REPUBLIKA.CO.ID, JAKARTA – Ketegangan geopolitik global, termasuk konflik di Timur Tengah dan ancaman perang dagang, memberi tekanan baru pada perekonomian dunia. Namun, situasi ini semestinya menjadi momentum untuk mempercepat transisi energi dan pembangunan infrastruktur hijau yang lebih tangguh.
Menteri Keuangan Sri Mulyani Indrawati dalam konferensi pers ‘APBN Kita’ edisi Juni 2025 menyatakan, ketidakpastian global menciptakan tekanan terhadap ekspor, nilai tukar, dan harga komoditas, sehingga menimbulkan kombinasi risiko yang kompleks.
Di tengah tekanan ini, Indonesia dinilai memiliki peluang strategis untuk mempercepat pembangunan infrastruktur berkelanjutan sebagai respons atas ketergantungan terhadap energi fosil yang kini rentan.
Chief Investment Officer PT Indonesia Infrastructure Finance (IIF), M Ramadhan Harahap (Idhan), menilai krisis global harus dijadikan katalis reformasi infrastruktur hijau. “Kita sedang berada pada titik balik. Krisis ini justru memperkuat argumentasi bahwa Indonesia harus mempercepat kemandirian energi melalui proyek-proyek hijau yang stabil dan terukur,” kata Idhan dalam siaran pers, Selasa (1/7/2025).
Menurut Idhan, konflik di Timur Tengah menimbulkan tekanan pada harga minyak global dan menciptakan volatilitas tinggi di sektor pembiayaan. Proyek infrastruktur yang bergantung pada bahan bakar fosil atau komponen impor kini menghadapi kenaikan biaya modal yang signifikan. Kondisi tersebut membuka peluang bagi energi terbarukan seperti PLTS, panas bumi, dan biogas, yang lebih resilien terhadap fluktuasi global.
Langkah akselerasi ini tercermin dalam komitmen pemerintah yang meresmikan proyek hilirisasi Battery Energy Storage System (BESS) di Karawang pada 29 Juni 2025. Presiden Prabowo Subianto menyatakan, kemandirian energi Indonesia bisa tercapai dalam lima hingga enam tahun. Pembangunan pabrik baterai kendaraan listrik dan sistem penyimpanan energi terbarukan menjadi kunci dalam strategi tersebut.
Dia mengatakan, IIF terus memperkuat portofolio pembiayaan pada proyek infrastruktur yang sejalan dengan Tujuan Pembangunan Berkelanjutan (TPB). Selain pendanaan, IIF juga menyediakan layanan ESG advisory untuk memastikan proyek-proyek nasional tetap tangguh secara sosial dan lingkungan di tengah dinamika global.

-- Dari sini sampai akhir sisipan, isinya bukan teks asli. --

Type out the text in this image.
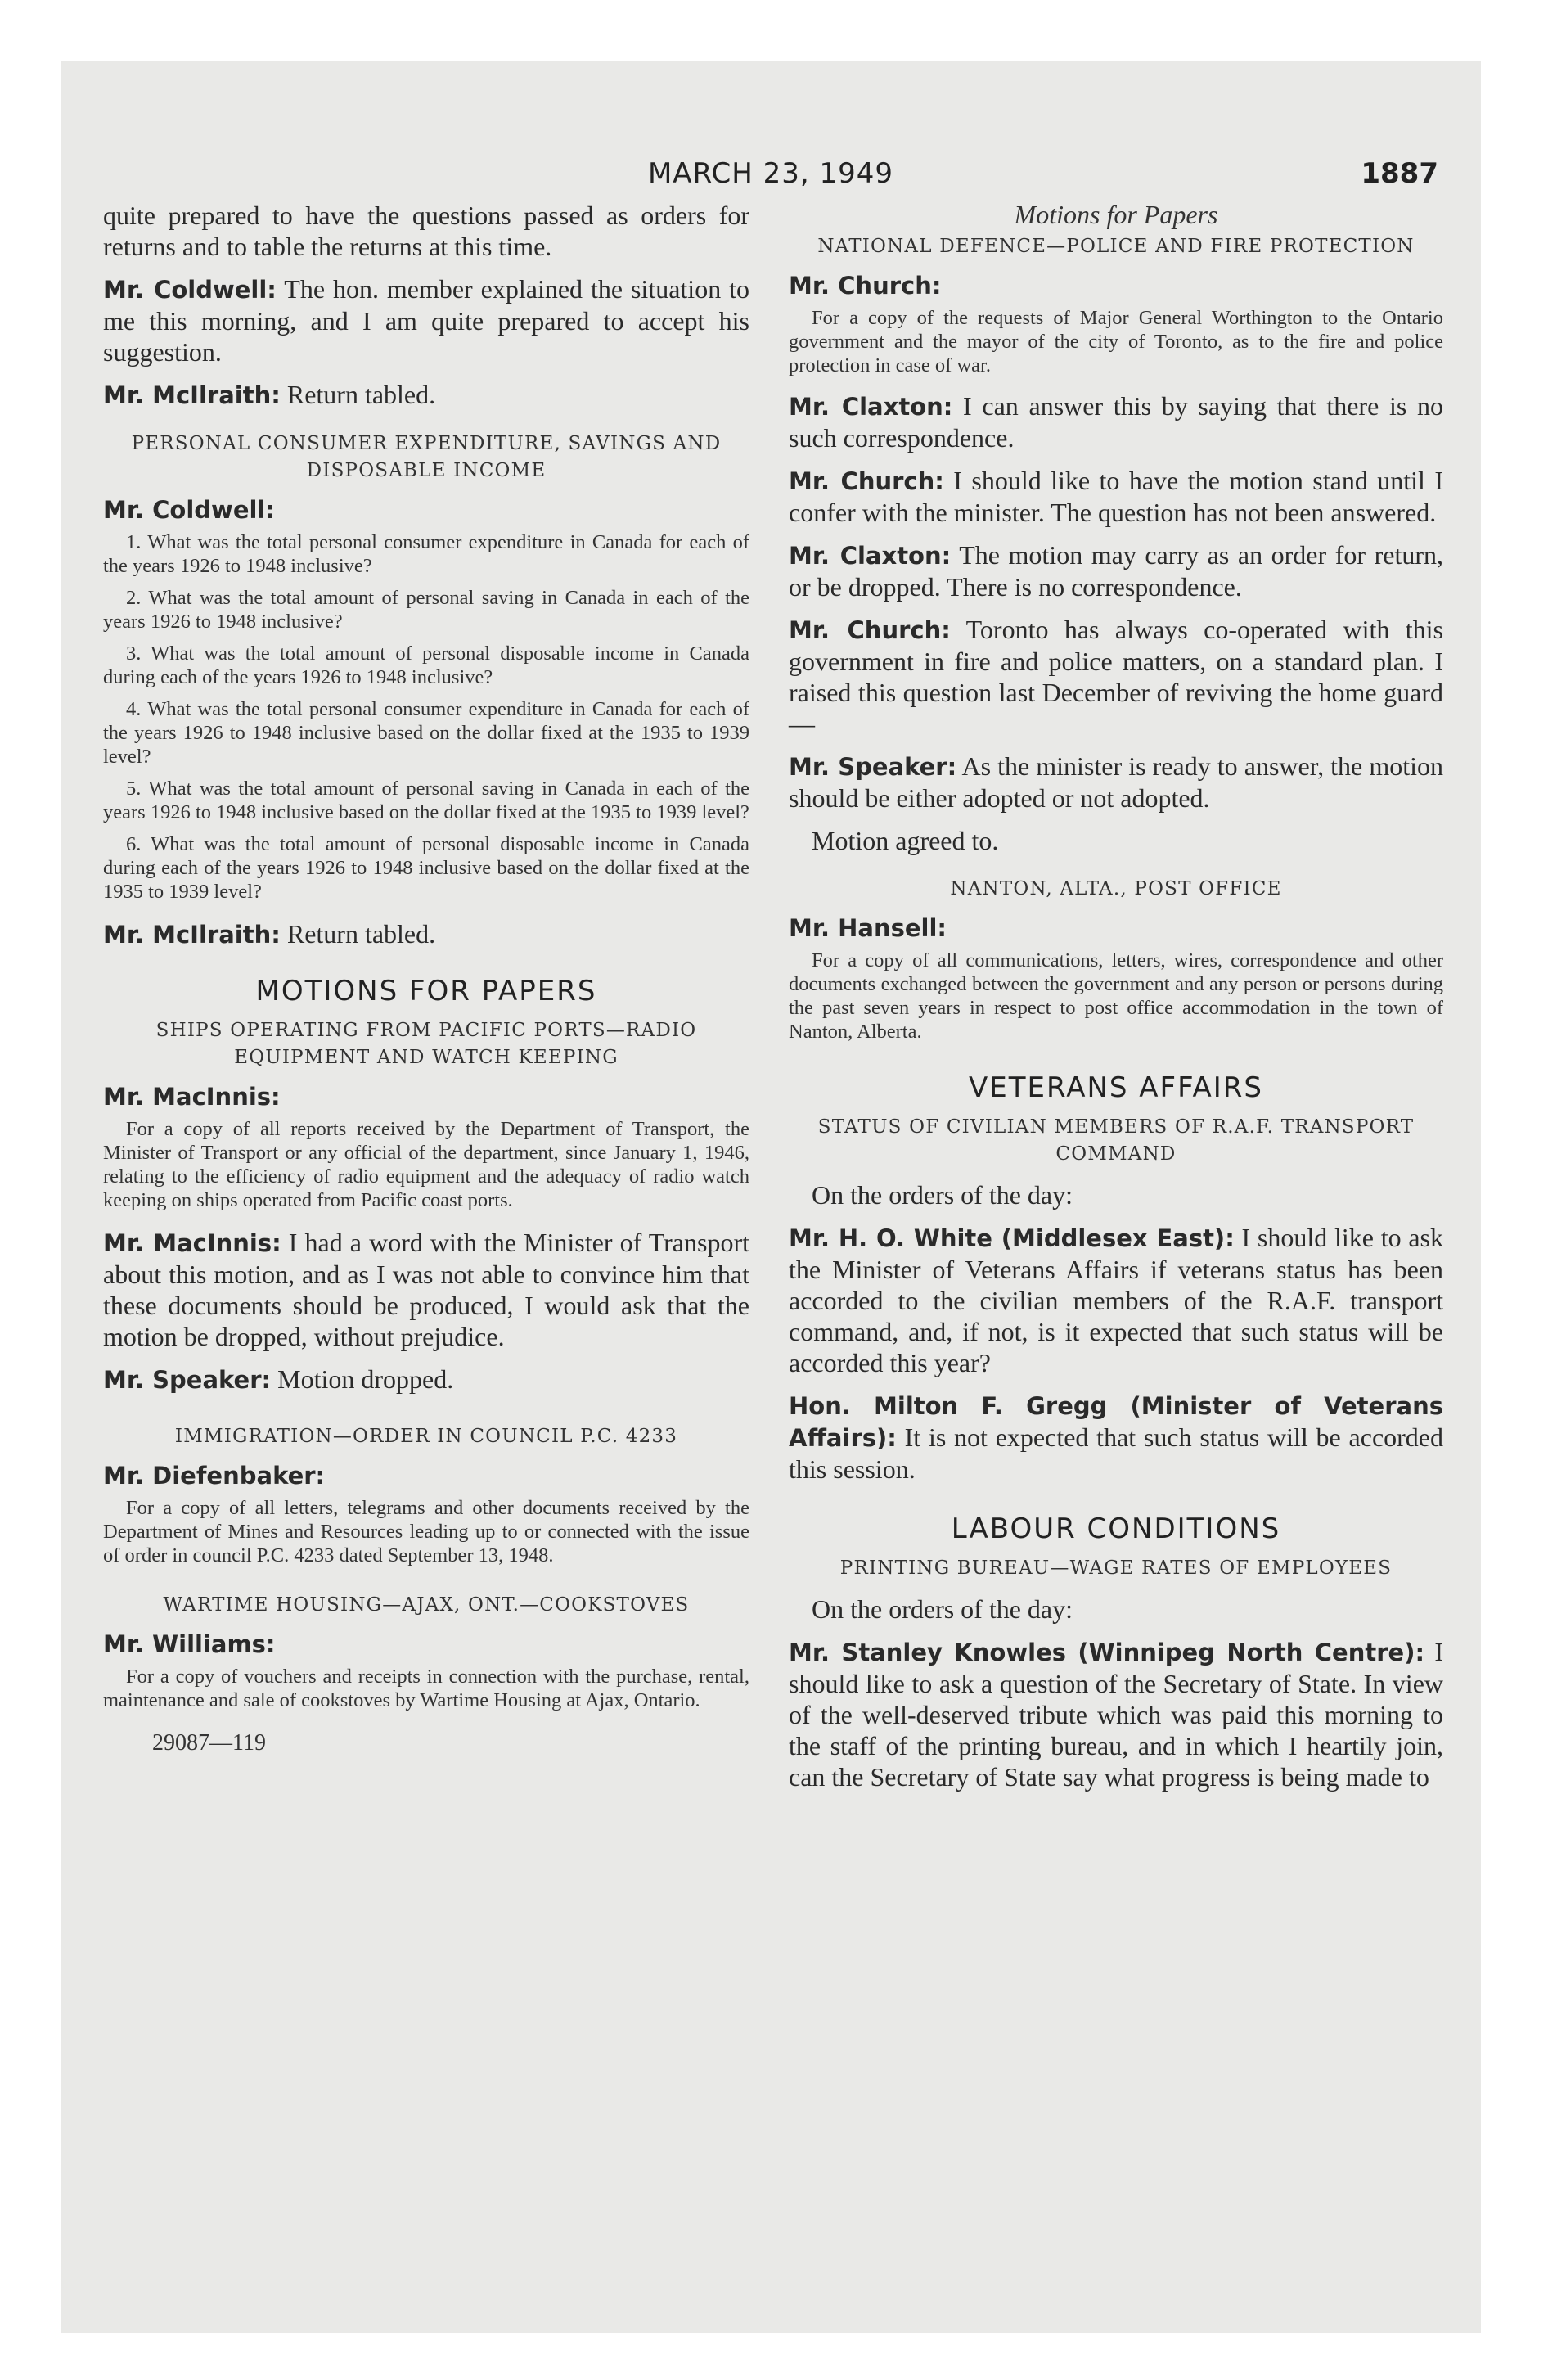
MARCH 23, 1949	1887

quite prepared to have the questions passed as orders for returns and to table the returns at this time.

Mr. Coldwell: The hon. member explained the situation to me this morning, and I am quite prepared to accept his suggestion.

Mr. McIlraith: Return tabled.

PERSONAL CONSUMER EXPENDITURE, SAVINGS AND DISPOSABLE INCOME
Mr. Coldwell:

1. What was the total personal consumer expenditure in Canada for each of the years 1926 to 1948 inclusive?

2. What was the total amount of personal saving in Canada in each of the years 1926 to 1948 inclusive?

3. What was the total amount of personal disposable income in Canada during each of the years 1926 to 1948 inclusive?

4. What was the total personal consumer expenditure in Canada for each of the years 1926 to 1948 inclusive based on the dollar fixed at the 1935 to 1939 level?

5. What was the total amount of personal saving in Canada in each of the years 1926 to 1948 inclusive based on the dollar fixed at the 1935 to 1939 level?

6. What was the total amount of personal disposable income in Canada during each of the years 1926 to 1948 inclusive based on the dollar fixed at the 1935 to 1939 level?

Mr. McIlraith: Return tabled.

MOTIONS FOR PAPERS
SHIPS OPERATING FROM PACIFIC PORTS—RADIO EQUIPMENT AND WATCH KEEPING
Mr. MacInnis:

For a copy of all reports received by the Department of Transport, the Minister of Transport or any official of the department, since January 1, 1946, relating to the efficiency of radio equipment and the adequacy of radio watch keeping on ships operated from Pacific coast ports.

Mr. MacInnis: I had a word with the Minister of Transport about this motion, and as I was not able to convince him that these documents should be produced, I would ask that the motion be dropped, without prejudice.

Mr. Speaker: Motion dropped.

IMMIGRATION—ORDER IN COUNCIL P.C. 4233
Mr. Diefenbaker:

For a copy of all letters, telegrams and other documents received by the Department of Mines and Resources leading up to or connected with the issue of order in council P.C. 4233 dated September 13, 1948.

WARTIME HOUSING—AJAX, ONT.—COOKSTOVES
Mr. Williams:

For a copy of vouchers and receipts in connection with the purchase, rental, maintenance and sale of cookstoves by Wartime Housing at Ajax, Ontario.

29087—119
Motions for Papers
NATIONAL DEFENCE—POLICE AND FIRE PROTECTION
Mr. Church:

For a copy of the requests of Major General Worthington to the Ontario government and the mayor of the city of Toronto, as to the fire and police protection in case of war.

Mr. Claxton: I can answer this by saying that there is no such correspondence.

Mr. Church: I should like to have the motion stand until I confer with the minister. The question has not been answered.

Mr. Claxton: The motion may carry as an order for return, or be dropped. There is no correspondence.

Mr. Church: Toronto has always co-operated with this government in fire and police matters, on a standard plan. I raised this question last December of reviving the home guard—

Mr. Speaker: As the minister is ready to answer, the motion should be either adopted or not adopted.

Motion agreed to.

NANTON, ALTA., POST OFFICE
Mr. Hansell:

For a copy of all communications, letters, wires, correspondence and other documents exchanged between the government and any person or persons during the past seven years in respect to post office accommodation in the town of Nanton, Alberta.

VETERANS AFFAIRS
STATUS OF CIVILIAN MEMBERS OF R.A.F. TRANSPORT COMMAND

On the orders of the day:

Mr. H. O. White (Middlesex East): I should like to ask the Minister of Veterans Affairs if veterans status has been accorded to the civilian members of the R.A.F. transport command, and, if not, is it expected that such status will be accorded this year?

Hon. Milton F. Gregg (Minister of Veterans Affairs): It is not expected that such status will be accorded this session.

LABOUR CONDITIONS
PRINTING BUREAU—WAGE RATES OF EMPLOYEES

On the orders of the day:

Mr. Stanley Knowles (Winnipeg North Centre): I should like to ask a question of the Secretary of State. In view of the well-deserved tribute which was paid this morning to the staff of the printing bureau, and in which I heartily join, can the Secretary of State say what progress is being made to
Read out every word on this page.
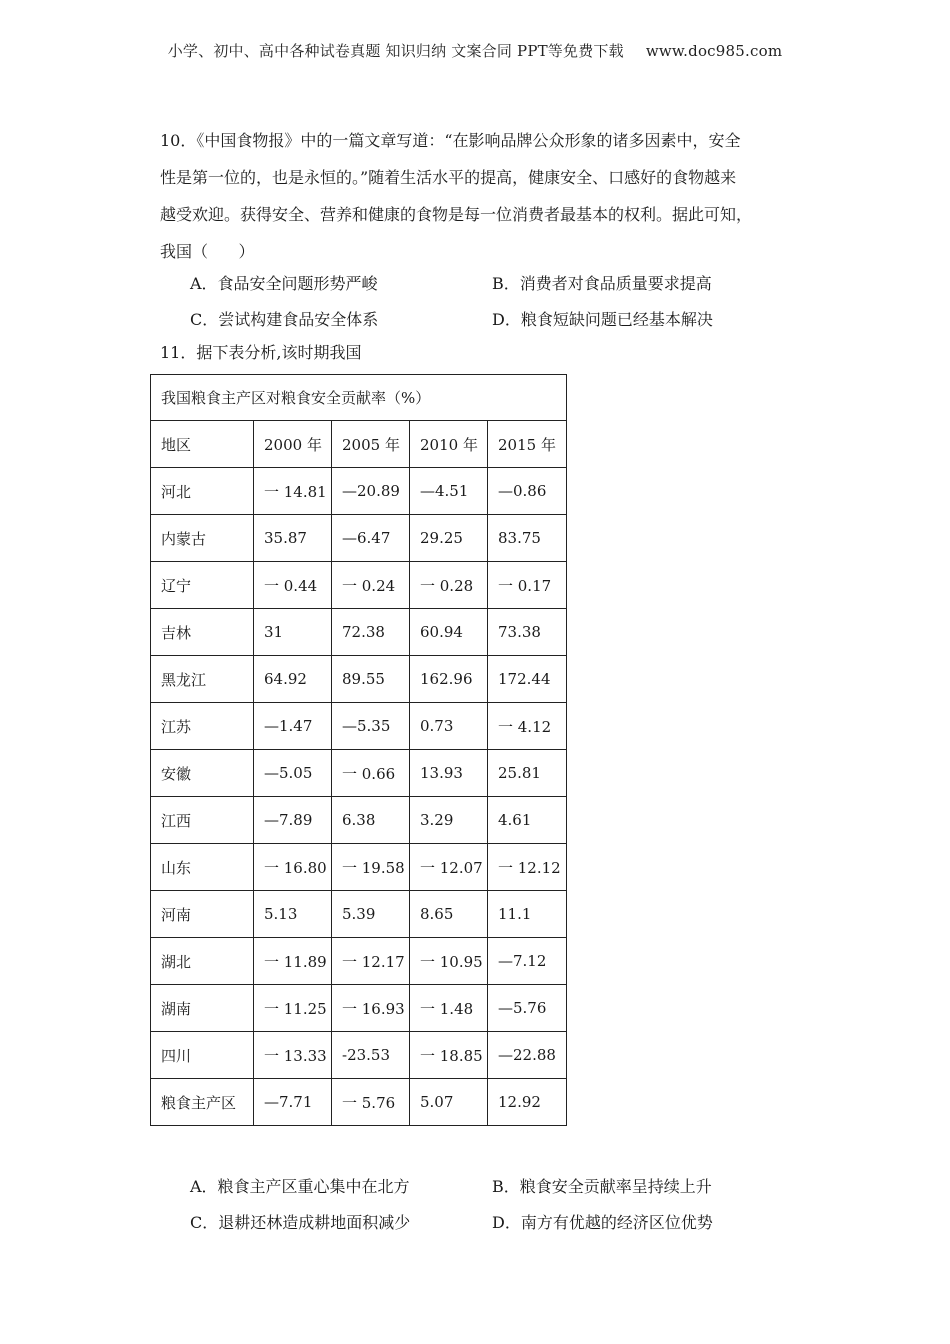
小学、初中、高中各种试卷真题 知识归纳 文案合同 PPT等免费下载 www.doc985.com

10．《中国食物报》中的一篇文章写道：“在影响品牌公众形象的诸多因素中，安全

性是第一位的，也是永恒的。”随着生活水平的提高，健康安全、口感好的食物越来

越受欢迎。获得安全、营养和健康的食物是每一位消费者最基本的权利。据此可知，

我国（      ）

A．食品安全问题形势严峻	B．消费者对食品质量要求提高
C．尝试构建食品安全体系	D．粮食短缺问题已经基本解决
11．据下表分析,该时期我国
我国粮食主产区对粮食安全贡献率（%）				
地区	2000 年	2005 年	2010 年	2015 年
河北	一 14.81	—20.89	—4.51	—0.86
内蒙古	35.87	—6.47	29.25	83.75
辽宁	一 0.44	一 0.24	一 0.28	一 0.17
吉林	31	72.38	60.94	73.38
黑龙江	64.92	89.55	162.96	172.44
江苏	—1.47	—5.35	0.73	一 4.12
安徽	—5.05	一 0.66	13.93	25.81
江西	—7.89	6.38	3.29	4.61
山东	一 16.80	一 19.58	一 12.07	一 12.12
河南	5.13	5.39	8.65	11.1
湖北	一 11.89	一 12.17	一 10.95	—7.12
湖南	一 11.25	一 16.93	一 1.48	—5.76
四川	一 13.33	-23.53	一 18.85	—22.88
粮食主产区	—7.71	一 5.76	5.07	12.92
A．粮食主产区重心集中在北方	B．粮食安全贡献率呈持续上升
C．退耕还林造成耕地面积减少	D．南方有优越的经济区位优势
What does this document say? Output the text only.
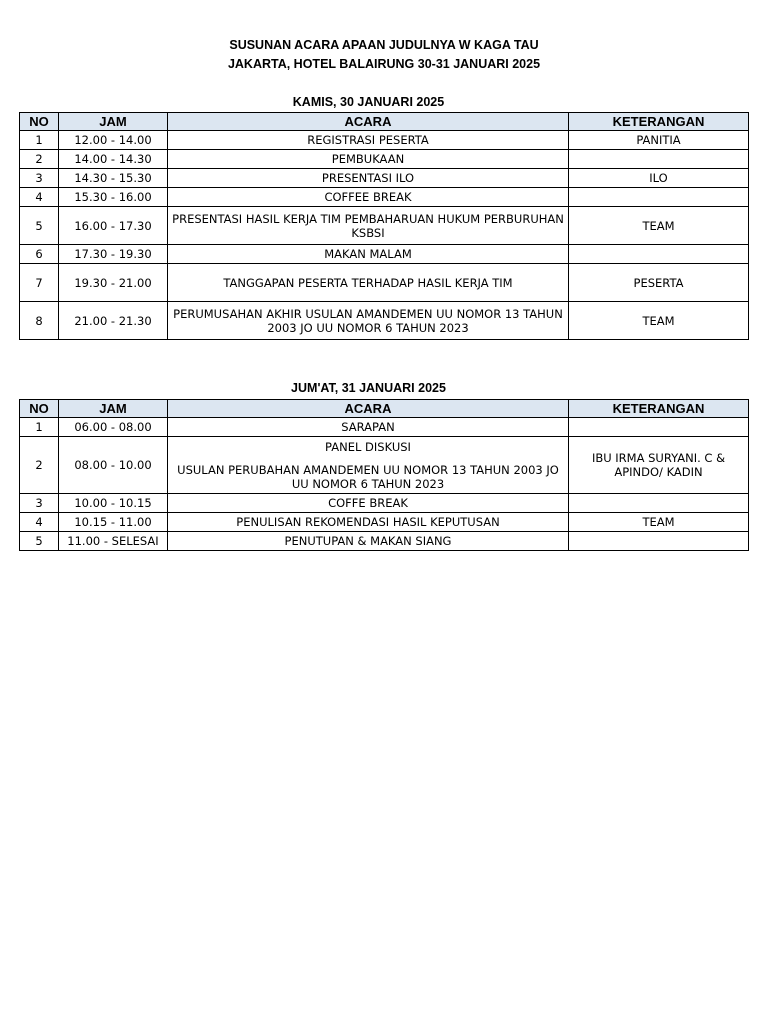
SUSUNAN ACARA APAAN JUDULNYA W KAGA TAU
JAKARTA, HOTEL BALAIRUNG 30-31 JANUARI 2025
KAMIS, 30 JANUARI 2025
NO	JAM	ACARA	KETERANGAN
1	12.00 - 14.00	REGISTRASI PESERTA	PANITIA
2	14.00 - 14.30	PEMBUKAAN	
3	14.30 - 15.30	PRESENTASI ILO	ILO
4	15.30 - 16.00	COFFEE BREAK	
5	16.00 - 17.30	PRESENTASI HASIL KERJA TIM PEMBAHARUAN HUKUM PERBURUHAN KSBSI	TEAM
6	17.30 - 19.30	MAKAN MALAM	
7	19.30 - 21.00	TANGGAPAN PESERTA TERHADAP HASIL KERJA TIM	PESERTA
8	21.00 - 21.30	PERUMUSAHAN AKHIR USULAN AMANDEMEN UU NOMOR 13 TAHUN 2003 JO UU NOMOR 6 TAHUN 2023	TEAM
JUM'AT, 31 JANUARI 2025
NO	JAM	ACARA	KETERANGAN
1	06.00 - 08.00	SARAPAN	
2	08.00 - 10.00	PANEL DISKUSI
USULAN PERUBAHAN AMANDEMEN UU NOMOR 13 TAHUN 2003 JO UU NOMOR 6 TAHUN 2023	IBU IRMA SURYANI. C & APINDO/ KADIN
3	10.00 - 10.15	COFFE BREAK	
4	10.15 - 11.00	PENULISAN REKOMENDASI HASIL KEPUTUSAN	TEAM
5	11.00 - SELESAI	PENUTUPAN & MAKAN SIANG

“Kami mendesain pembiayaan yang adaptif terhadap risiko global, baik dari sisi keuangan, lingkungan, maupun tata kelola. Ini penting agar proyek-proyek hari ini tidak menjadi beban bagi generasi mendatang,” tegas Idhan.
Ia menambahkan, IIF akan terus menjembatani kebutuhan pembangunan nasional dengan perubahan global yang cepat, sekaligus memperkuat kemitraan dengan investor dan lembaga multilateral yang berorientasi pada prinsip ESG.
“Tantangan geopolitik ini bukan alasan untuk berhenti. Justru menjadi pengingat bahwa infrastruktur masa depan harus lebih kuat, lebih hijau, dan lebih mandiri,” katanya.